Menurut Novita, perubahan ini tidak berarti bahwa Indonesia harus mengendorkan upaya transisi energi di tengah ancaman krisis iklim. Sedari awal, kata Novita, pendanaan JETP memang buram soal realisasinya. JETP hanyalah pengemasan ulang dari komitmen lama dan didominasi oleh skema utang yang berpotensi membebani Indonesia.

“Kita harus serius menggarap sumber pendanaan transisi energi dari dalam negeri dengan sumber yang ada di depan mata. Misalnya dari potensi penerimaan negara dari peningkatan pungutan produksi batu bara,” ucap Novita.

Novita mengatakan, produksi batu bara pada 2024 ini mencapai lebih dari 833 juta ton dan diprediksi akan melebihi 900 juta ton ke depannya. Potensi penerimaan negara dari peningkatan pungutan produksi batu bara dari korporasi dapat mencapai USD23,58 miliar per tahunnya. Angka itu sudah lebih besar dari komitmen JETP.

Novita menyebut hilangnya kepemimpinan AS justru membuka peluang untuk kepemimpinan alternatif yang bersifat lebih kolaboratif.

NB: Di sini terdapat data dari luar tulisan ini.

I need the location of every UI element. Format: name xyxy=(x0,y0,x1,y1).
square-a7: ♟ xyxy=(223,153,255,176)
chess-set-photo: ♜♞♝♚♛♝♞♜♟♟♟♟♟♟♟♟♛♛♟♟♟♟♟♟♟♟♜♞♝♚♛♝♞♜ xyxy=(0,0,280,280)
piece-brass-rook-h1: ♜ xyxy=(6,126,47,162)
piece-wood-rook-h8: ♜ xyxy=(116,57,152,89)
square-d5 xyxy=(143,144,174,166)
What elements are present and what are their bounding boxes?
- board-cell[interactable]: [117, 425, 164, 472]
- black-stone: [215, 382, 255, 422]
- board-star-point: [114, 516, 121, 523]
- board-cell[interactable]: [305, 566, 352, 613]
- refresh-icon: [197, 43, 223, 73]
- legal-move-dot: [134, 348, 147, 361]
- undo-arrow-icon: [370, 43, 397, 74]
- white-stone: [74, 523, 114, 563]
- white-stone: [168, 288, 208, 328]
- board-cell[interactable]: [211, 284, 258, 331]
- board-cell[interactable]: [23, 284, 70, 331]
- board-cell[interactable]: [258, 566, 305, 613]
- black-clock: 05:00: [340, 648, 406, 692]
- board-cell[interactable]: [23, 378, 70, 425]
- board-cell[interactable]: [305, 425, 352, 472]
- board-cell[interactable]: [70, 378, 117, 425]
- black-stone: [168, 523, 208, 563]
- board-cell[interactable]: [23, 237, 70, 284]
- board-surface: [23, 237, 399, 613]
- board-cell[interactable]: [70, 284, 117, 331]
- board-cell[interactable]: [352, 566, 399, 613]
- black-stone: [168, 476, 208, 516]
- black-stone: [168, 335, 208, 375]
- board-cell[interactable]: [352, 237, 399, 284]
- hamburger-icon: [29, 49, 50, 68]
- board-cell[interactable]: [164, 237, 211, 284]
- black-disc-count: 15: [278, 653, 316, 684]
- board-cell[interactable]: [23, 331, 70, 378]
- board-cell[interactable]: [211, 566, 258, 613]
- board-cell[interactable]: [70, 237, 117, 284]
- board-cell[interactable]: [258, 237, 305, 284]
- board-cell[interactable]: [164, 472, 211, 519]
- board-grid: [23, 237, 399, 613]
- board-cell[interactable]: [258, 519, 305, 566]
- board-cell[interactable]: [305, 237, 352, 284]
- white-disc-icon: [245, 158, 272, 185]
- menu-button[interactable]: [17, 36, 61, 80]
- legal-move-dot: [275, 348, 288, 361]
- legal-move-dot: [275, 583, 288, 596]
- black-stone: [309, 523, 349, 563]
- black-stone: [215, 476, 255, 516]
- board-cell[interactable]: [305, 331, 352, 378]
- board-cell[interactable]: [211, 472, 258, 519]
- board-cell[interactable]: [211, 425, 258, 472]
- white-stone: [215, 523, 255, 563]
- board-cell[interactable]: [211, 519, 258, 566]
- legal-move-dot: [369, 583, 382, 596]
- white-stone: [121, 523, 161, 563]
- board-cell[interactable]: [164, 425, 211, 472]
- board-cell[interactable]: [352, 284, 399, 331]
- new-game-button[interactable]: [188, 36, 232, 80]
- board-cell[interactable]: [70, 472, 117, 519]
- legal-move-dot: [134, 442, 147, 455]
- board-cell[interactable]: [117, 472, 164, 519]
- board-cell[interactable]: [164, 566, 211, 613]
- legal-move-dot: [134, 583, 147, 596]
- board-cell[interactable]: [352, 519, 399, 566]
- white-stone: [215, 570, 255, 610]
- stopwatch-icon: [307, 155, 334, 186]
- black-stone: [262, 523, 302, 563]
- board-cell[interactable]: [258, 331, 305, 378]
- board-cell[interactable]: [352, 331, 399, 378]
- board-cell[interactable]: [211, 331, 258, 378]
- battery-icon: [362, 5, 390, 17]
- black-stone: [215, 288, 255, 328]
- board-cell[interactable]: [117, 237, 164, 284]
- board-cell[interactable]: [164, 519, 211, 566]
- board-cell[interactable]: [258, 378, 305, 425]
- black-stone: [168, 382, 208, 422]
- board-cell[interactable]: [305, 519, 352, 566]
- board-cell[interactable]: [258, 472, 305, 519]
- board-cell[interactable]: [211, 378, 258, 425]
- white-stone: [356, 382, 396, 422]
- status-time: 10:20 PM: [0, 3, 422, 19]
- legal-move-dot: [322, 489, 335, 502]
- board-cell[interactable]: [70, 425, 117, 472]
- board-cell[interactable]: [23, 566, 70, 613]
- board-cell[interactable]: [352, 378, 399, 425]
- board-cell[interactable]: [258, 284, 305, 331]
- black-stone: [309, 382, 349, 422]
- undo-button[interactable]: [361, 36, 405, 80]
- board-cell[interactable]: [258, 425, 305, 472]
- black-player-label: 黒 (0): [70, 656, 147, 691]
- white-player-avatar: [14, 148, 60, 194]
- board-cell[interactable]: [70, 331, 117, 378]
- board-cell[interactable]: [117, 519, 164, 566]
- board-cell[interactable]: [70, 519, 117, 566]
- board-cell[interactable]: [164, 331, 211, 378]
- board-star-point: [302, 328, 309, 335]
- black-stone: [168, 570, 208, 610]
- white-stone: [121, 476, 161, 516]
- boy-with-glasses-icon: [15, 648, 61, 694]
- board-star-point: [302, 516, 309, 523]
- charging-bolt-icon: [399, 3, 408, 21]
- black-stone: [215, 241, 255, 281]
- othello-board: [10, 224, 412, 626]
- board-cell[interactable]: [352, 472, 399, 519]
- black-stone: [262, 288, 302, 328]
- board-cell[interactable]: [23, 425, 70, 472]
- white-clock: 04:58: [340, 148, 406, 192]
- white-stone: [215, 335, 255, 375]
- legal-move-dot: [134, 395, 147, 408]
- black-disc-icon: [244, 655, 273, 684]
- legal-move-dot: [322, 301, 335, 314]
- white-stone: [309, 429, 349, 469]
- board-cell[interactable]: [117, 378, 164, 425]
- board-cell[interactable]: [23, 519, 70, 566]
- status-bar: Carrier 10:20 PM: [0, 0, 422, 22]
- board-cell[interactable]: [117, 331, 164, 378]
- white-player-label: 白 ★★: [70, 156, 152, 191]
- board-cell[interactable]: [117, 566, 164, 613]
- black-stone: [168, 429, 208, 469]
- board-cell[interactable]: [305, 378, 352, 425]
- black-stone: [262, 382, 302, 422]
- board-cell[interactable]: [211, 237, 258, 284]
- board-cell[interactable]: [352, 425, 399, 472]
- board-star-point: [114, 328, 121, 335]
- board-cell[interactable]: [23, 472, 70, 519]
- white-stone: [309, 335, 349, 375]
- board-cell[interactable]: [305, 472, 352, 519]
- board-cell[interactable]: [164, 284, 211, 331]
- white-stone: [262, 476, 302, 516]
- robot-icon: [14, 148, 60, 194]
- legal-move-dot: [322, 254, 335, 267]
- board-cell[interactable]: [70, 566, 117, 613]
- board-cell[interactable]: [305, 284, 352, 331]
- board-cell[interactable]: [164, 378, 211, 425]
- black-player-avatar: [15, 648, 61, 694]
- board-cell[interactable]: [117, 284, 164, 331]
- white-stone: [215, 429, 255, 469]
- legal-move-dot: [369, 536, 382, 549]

Pemerintah Indonesia, lanjut Novita, perlu mempertimbangkan skema-skema kerja sama yang adil dengan negara-negara lain, termasuk negara berkembang, untuk dapat mencapai target Perjanjian Paris.

“Perjanjian Paris seharusnya dipandang bukan hanya sebagai janji di atas kertas berisikan bahasa-bahasa teknis untuk menurunkan emisi, tapi Perjanjian tersebut adalah sebuah komitmen untuk menyelamatkan kemanusiaan. Krisis iklim sudah terjadi dan dampaknya telah di depan mata. Keluar dari Perjanjian Paris adalah sebuah kejahatan kemanusiaan,” ucap Novita.

Sebelumnya, menyikapi langkah Donald Trump yang mengeluarkan Amerika Serikat (AS) dari Perjanjian Paris, Menteri ESDM Bahlil Lahadalia menyatakan keengganannya untuk “terjebak” dalam skema Perjanjian Paris, dan menyatakan bahwa Indonesia tidak perlu terburu-buru melakukan transisi energi.

“Kalau kita ikuti Paris Agreement, ini saya juga bingung, Presiden Amerika baru terpilih langsung mundur dari Paris Agreement. Padahal dia salah satu yang memelopori. Oleh karena itu, kita jangan terjebak. Nah kalau otaknya atau negara yang memikirkan ini saja mundur, masa kita mau masuk pada jurang itu? Presiden Prabowo memerintahkan saya untuk melakukan kedaulatan energi. Bukan mengganti semua energi ke energi terbarukan,” ucap Bahlil pada Berita Satu Outlook 2025 di Jakarta, Kamis (30/1/2025).

Selain itu, Bahlil juga menegaskan keengganannya untuk mendorong transisi energi dan pemensiunan pembangkit listrik tenaga uap (PLTU) tanpa kucuran dana internasional di tengah melemahnya komitmen global untuk transisi energi seiring kemunduran AS dari Perjanjian Paris. Khususnya, ia menyayangkan belum turunnya dana bantuan transisi energi dari JETP.